O Carnaval brasileiro vai acontecer em clima de Big Brother, o todo-poderoso sistema que vigiava a sociedade no clássico 1984, de George Orwell (dessa obra veio também a inspiração para batizar o popular reality show). A maior festa popular do país será um grande laboratório para a utilização de uma das mais avançadas e controversas ferramentas tecnológicas usadas hoje na segurança pública por aqui e pelo mundo: o reconhecimento facial.
Esse sistema compara fotos de procurados da Justiça armazenadas em seu banco de dados com imagens fornecidas por câmeras inteligentes instaladas em locais públicos. Quando há um porcentual alto de coincidência entre dois rostos, soa o alarme para a polícia ir a campo abordar o possível fugitivo. Sistemas desse tipo estarão em operação em Salvador e São Paulo. Juntas, as capitais reúnem em suas ruas no período momesco mais de 10 milhões de foliões. No total, 106 câmeras inteligentes estarão posicionadas em busca de cerca de 40 000 pessoas com ordens de prisão decretadas por vários tipos de delito, em meio à aglomeração de fantasiados.
A capital baiana fez um projeto piloto no ano passado, com dezesseis câmeras. Em 2020, o número vai saltar para 86. Os equipamentos serão distribuídos pelas vias de acesso aos blocos e pontos turísticos. “Às vezes, tem um assassino ou um traficante passando do seu lado e você nem sabe”, afirma o coronel Marcos Oliveira, superintendente de gestão tecnológica da Secretaria de Segurança Pública da Bahia. São Paulo colocará em campo vinte câmeras, tendo na retaguarda o mais extenso banco de dados do país, com informações de mais de 30 000 foragidos e 10 000 desaparecidos. Belo Horizonte, Fortaleza, Florianópolis e Brasília também realizarão testes no Carnaval, mas em uma escala menor.

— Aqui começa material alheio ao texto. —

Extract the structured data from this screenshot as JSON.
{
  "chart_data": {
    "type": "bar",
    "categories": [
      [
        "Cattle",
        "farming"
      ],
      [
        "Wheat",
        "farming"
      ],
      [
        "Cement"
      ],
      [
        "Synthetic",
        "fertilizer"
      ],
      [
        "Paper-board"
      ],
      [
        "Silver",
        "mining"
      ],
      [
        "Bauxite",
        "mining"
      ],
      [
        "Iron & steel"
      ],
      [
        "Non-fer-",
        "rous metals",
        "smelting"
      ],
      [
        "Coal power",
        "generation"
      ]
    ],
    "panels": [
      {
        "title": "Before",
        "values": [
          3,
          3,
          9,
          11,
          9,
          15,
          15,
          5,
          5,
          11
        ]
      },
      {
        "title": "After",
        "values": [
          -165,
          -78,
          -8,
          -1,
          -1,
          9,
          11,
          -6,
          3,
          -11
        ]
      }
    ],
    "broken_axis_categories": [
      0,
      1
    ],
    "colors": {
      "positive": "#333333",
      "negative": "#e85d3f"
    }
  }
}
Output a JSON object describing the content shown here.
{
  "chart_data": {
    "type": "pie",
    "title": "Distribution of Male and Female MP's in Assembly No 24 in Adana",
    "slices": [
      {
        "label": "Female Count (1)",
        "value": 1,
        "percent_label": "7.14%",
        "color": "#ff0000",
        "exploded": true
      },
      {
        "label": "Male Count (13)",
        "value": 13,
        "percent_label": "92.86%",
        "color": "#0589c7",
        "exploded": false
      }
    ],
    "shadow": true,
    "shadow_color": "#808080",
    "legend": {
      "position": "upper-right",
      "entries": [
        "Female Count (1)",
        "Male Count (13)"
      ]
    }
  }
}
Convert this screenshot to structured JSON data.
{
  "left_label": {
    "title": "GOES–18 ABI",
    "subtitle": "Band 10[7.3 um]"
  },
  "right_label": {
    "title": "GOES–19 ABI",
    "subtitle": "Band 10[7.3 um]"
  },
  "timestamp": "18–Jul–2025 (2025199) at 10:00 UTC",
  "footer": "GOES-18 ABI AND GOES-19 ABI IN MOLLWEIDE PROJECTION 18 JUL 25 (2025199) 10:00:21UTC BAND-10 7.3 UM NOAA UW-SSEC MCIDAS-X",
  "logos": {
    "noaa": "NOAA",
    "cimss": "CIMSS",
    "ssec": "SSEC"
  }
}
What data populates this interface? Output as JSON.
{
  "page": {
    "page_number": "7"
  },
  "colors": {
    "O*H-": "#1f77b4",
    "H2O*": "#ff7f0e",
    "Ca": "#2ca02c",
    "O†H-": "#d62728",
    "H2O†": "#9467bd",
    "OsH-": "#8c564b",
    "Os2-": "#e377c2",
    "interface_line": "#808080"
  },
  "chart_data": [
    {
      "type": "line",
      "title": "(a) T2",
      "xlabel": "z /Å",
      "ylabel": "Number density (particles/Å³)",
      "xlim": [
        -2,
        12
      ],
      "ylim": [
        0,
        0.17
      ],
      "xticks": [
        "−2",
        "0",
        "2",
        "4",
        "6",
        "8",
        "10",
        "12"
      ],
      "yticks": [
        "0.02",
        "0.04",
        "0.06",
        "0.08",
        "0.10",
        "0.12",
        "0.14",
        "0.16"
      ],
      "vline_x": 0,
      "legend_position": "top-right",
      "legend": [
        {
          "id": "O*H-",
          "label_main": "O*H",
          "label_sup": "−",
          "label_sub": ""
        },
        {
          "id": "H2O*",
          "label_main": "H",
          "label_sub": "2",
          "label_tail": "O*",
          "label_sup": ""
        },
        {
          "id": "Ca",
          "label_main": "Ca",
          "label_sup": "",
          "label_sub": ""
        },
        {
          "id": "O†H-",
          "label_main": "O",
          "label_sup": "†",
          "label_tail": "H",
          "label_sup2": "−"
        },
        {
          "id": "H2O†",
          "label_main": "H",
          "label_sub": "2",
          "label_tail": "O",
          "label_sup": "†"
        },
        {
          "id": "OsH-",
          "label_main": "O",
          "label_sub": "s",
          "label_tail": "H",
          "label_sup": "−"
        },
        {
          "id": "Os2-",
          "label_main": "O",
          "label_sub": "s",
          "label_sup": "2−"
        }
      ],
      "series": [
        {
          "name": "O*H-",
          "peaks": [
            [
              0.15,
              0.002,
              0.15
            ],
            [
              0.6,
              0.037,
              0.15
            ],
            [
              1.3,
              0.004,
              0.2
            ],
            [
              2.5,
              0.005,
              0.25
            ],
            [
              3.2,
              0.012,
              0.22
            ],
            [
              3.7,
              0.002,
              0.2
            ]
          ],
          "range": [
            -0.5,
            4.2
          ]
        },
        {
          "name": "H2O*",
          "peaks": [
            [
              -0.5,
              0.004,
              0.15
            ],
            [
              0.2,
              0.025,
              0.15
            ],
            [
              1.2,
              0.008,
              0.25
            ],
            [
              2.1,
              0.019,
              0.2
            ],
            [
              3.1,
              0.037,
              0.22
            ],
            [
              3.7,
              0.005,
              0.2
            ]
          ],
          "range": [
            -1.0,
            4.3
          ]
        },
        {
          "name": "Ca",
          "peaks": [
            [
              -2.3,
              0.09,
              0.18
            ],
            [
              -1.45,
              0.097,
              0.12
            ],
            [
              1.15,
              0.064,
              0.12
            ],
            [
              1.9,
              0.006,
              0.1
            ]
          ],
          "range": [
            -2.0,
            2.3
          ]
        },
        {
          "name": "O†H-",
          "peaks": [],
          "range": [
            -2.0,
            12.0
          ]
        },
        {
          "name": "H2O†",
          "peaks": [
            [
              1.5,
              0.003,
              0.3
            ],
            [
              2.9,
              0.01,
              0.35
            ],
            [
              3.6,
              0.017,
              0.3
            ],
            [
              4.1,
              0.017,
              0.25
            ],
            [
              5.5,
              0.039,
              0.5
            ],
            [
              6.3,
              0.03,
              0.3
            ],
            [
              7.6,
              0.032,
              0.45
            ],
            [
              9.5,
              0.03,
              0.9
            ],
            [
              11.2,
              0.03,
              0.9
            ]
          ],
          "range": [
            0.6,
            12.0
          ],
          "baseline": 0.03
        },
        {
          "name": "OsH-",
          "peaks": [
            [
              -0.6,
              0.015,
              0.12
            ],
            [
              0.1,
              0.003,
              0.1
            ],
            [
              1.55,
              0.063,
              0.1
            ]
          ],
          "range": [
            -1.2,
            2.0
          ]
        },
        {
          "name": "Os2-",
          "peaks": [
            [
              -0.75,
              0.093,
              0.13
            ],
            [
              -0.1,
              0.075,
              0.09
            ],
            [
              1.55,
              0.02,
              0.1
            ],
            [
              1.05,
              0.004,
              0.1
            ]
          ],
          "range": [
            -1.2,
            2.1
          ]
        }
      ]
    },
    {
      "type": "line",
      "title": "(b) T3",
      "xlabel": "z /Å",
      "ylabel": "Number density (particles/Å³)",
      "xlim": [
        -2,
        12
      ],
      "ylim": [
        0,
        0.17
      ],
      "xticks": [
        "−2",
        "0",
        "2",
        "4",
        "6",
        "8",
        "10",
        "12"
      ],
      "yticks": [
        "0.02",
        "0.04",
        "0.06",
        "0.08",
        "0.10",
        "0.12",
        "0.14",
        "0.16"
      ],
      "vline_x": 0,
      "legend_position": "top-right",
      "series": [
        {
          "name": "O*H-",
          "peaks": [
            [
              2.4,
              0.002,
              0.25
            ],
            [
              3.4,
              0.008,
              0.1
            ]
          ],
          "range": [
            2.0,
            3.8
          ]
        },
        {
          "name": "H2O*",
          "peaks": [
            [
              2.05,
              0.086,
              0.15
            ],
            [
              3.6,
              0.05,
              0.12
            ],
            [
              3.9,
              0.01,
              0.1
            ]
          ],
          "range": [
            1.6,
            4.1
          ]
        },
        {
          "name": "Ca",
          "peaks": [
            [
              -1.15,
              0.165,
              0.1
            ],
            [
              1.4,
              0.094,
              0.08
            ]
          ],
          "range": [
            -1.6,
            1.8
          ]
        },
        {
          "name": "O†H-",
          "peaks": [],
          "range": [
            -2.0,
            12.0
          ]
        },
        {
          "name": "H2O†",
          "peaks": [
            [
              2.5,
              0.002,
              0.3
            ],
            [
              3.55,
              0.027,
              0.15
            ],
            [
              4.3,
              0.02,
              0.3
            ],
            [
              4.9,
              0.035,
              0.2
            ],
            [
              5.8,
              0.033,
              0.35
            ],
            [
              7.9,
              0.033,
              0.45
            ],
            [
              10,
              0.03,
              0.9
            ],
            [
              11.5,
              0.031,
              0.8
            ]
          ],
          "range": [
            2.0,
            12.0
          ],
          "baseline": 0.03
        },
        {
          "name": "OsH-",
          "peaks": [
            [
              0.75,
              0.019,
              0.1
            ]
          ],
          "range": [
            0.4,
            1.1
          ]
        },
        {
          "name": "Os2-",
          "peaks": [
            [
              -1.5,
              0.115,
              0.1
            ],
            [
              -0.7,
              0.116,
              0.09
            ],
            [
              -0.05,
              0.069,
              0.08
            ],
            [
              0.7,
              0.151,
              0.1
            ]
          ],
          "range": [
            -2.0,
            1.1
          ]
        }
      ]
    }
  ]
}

Em questão de segundos, o sistema é capaz de escanear o rosto de milhares de pessoas para criar uma espécie de digital facial, transformando em algoritmos as principais características dessa parte do corpo, como a distância entre os olhos, a linha das mandíbulas, o tamanho da boca e cicatrizes. Cada câmera é alimentada com uma “blacklist”, um banco de dados de foragidos da Justiça ou desaparecidos. Quando há uma compatibilidade de pelo menos 90% entre os dados comparados, o sistema emite um alerta para a central policial, que, por sua vez, aciona a equipe de campo para fazer a abordagem.
Na Bahia, ocorreram ao todo 134 prisões por meio do sistema desde o Carnaval do ano passado. O “Zero Um” foi o folião Marcos Vinicius de Jesus Neri, de 19 anos, procurado por homicídio havia doze meses. Fantasiado de melindrosa de cabaré, com direito a peruca e luvas roxas, além de uma metralhadora de água, ele estava prestes a entrar no tradicional bloco As Muquiranas quando a câmera o flagrou entre as 500 000 identificações feitas diariamente pelo sistema. Logo em seguida, agentes da PM apareceram para acabar com a festa de Neri, que continua preso até hoje. Em abril de 2019, na famosa Micareta de Feira de Santana, 33 pessoas que estavam farreando livres, leves e soltas acabaram detidas com a ajuda do equipamento.